ANKARA - Meclis Grup Başkanvekili Gülistan Kılıç Koçyiğit, "Silahların susması bir sonuç değil, bir başlangıçtır. Asıl hedefimiz eşitlik ve adalet üzerine kurulu toplumsal rızaya dayalı pozitif barıştır" dedi.
Halkların Eşitlik ve Demokrasi Partisi (DEM Parti) Meclis Grup Başkanvekili Gülistan Kılıç Koçyiğit, Meclis'te gündemdeki gelişmeleri değerlendirmek üzere basın toplantısı düzenledi. Kürt sorununun çözümü kapsamında kurulan Meclis Komisyonu'na partisinin raporunu sunduğunu ifade eden Gülistan Kılıç Koçyiğit, raporda yer alan konuların toplumun beklentileri olduğunu ifade ederek, "Hem siyasi hem de hukuki tüm söylemler toplumumuzun, halklarımızın beklentilerini ifade etmektedir. Biz bir yol almak; yeni bir zaman, yeni bir dönem ve yeni bir Türkiye istiyoruz. Tüm çabamız başlayan sürece destek olmak ve üzerimize düşeni layıkıyla yapmaktır" ifadelerini kullandı.
'BARIŞ YASASI ÇIKARILMALI'
Çatışmasızlığın kalıcı hale gelmesi için Meclis'in acil bir biçimde demokratik entegrasyon ve barış yasalarını çıkarması gerektiğini belirten Gülistan Kılıç Koçyiğit, "Silahların susması bir sonuç değil, bir başlangıçtır. Asıl hedefimiz eşitlik ve adalet üzerine kurulu toplumsal rızaya dayalı pozitif barıştır. Barışı sadece çatışmasızlık hali olarak değil, demokrasinin inşası olarak gördüğümüzü bir kez daha buradan ifade etmek isterim" diye konuştu.
'BU SORUN HUKUKLA ÇÖZÜLÜR'
Güvenlikçi politikaların yüzyıldır sürdüğünü hatırlatan Gülistan Kılıç Koçyiğit, bu politikanın iflas ettiğini söyleyerek, "Artık meseleyi bir asayiş sorunu olarak değil, birlikte yaşama ve demokrasi sorunu olarak gören demokratik akıl devrede olmalıdır. Biz, demokratik bir akla destek vermek ve ona dâhil olmak için bu raporu yazdık. Biz bu ülkenin barışının güvenlikle değil, hukukla kurulacağına inanıyoruz. Bu rapor, hukuki değil, politik bir rapordur. Politikadan ve politik tercihlerden yoksun bir hukuk söz konusu olamaz" diye belirtti.
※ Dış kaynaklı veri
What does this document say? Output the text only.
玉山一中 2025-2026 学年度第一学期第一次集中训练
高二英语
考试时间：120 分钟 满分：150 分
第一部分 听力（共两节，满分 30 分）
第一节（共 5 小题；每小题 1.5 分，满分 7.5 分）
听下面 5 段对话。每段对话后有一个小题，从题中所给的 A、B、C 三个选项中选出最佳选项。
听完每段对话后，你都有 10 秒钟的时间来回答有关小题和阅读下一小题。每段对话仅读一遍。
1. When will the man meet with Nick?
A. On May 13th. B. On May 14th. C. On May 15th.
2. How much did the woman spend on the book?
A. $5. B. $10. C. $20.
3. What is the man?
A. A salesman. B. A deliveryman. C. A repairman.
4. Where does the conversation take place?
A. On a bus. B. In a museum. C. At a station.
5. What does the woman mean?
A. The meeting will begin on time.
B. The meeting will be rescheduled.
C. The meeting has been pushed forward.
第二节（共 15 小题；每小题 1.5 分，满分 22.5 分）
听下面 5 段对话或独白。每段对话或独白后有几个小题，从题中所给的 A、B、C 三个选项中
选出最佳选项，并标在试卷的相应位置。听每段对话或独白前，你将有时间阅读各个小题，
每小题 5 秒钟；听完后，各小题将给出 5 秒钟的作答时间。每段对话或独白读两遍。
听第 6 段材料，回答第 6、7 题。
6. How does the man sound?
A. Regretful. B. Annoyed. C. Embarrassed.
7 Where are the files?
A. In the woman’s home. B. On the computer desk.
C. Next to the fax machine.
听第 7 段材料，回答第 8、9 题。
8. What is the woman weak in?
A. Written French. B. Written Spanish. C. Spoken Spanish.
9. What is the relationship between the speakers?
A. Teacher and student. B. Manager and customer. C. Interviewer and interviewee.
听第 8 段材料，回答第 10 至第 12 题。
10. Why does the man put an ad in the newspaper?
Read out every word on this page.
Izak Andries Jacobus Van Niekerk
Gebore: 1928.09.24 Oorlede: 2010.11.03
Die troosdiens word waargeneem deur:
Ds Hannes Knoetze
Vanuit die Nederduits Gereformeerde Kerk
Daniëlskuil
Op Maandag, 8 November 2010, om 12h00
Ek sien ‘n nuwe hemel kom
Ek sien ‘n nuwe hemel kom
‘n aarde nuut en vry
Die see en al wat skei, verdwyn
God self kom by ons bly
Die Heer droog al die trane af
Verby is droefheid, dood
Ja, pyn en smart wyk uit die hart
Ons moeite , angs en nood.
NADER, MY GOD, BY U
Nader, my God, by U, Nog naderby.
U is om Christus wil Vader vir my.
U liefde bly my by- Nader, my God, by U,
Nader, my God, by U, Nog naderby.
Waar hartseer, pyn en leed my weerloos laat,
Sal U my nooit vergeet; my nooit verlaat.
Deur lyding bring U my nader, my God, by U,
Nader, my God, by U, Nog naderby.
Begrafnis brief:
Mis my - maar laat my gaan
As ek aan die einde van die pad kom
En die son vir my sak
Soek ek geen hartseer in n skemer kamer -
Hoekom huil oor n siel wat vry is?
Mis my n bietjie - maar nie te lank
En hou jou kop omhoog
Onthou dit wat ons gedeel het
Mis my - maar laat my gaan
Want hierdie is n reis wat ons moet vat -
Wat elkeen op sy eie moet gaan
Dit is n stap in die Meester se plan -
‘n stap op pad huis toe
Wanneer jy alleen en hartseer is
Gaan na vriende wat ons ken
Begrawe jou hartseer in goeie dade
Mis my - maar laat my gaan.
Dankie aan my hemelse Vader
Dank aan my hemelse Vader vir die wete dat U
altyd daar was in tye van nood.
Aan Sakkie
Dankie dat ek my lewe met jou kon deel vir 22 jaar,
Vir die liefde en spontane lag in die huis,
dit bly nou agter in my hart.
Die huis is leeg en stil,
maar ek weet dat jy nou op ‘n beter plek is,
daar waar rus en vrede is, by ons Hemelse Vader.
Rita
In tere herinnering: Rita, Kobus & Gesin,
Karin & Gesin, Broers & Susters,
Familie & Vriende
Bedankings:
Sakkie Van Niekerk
'SORUN ÇÖZÜLMEDEN DEMOKRASİ GELMEZ'
Kürt sorununun bir güvenlik sorunu olmadığını, varlığın reddi ve inkârı olduğunu vurgulayan Gülistan Kılıç Koçyiğit, "Raporumuzda meseleyi eşitsizlik ve hukuk sorunu olarak tanımlamaya çalıştık. Cumhuriyet kurulurken ne yazık ki Kürtler hukuk kapısının dışında bırakıldı. Kürt halkının hukuk kapısından içeri girmesi, bizim açımızdan demokratik cumhuriyet için atılmış tarihsel bir adım olacaktır. Yani demokratik cumhuriyet perspektifi ile Kürt halkının hukuk kapısından içeri girmesi, raporumuzda olmazsa olmaz iki kopmaz bağ olarak değerlendiriliyor. Sürece yaklaşım itibarıyla gördüğünüz gibi iki ana eğilim olduğunu görüyoruz. Birincisi Kürtsüz demokrasi eğilimi, ikincisi ise Kürtlü antidemokratik eğilimdir. Bu coğrafyada Kürt sorununun demokratik çözümü sağlanmadan demokrasinin sağlanamayacağı aşikârdır. Raporumuz, Kürt sorununun demokratik çözümü ile Türkiye'nin demokratikleşme mücadelesinin diyalektik bağını kuran bir bakış açısıyla kaleme alındı" şeklinde konuştu.
'TÜRKİYE YAPICI KATKI SUNMALI'
Gazetecilerin sorularını da yanıtlayan Gülistan Kılıç Koçyiğit, Suriye'de yaşananları yakından takip ettiklerini, kalıcı barış ve istikrarın sağlanmasını beklediklerini belirtti. Kuzey ve Doğu Suriye Özerk Yöntemi ile Şam Geçici Hükümeti arasında imzalanan 10 Mart Mutabakatına dikkat çeken Gülistan Kılıç Koçyiğit, mutabakatın uygulanması için herkesin elini taşın altına koymasını istedi. Gülistan Kılıç Koçyiğit, Dışişleri Bakanı Hakan Fidan'ın söylemlerine de işaret ederek, Kuzey ve Doğu Suriye'ye ilişkin yapıcı davranması, çatışmayı engelleyici bir pozisyonda yer alması gerektiğinin altını belirtti. Gülistan Kılıç Koçyiğit, "Suriye'deki Kürtler ve diğer halklar bir bütün olarak acıya doymuştur. Orada yaşayan halklar, bir arada yaşamak istiyor. Biz de bu konuda elimizden gelen bütün katkıyı sunmaya hazırız. İktidarın da böyle bir katkı yapmasının bölge barışına ciddi katkı sunacağını düşünüyorum" ifadelerini kullandı.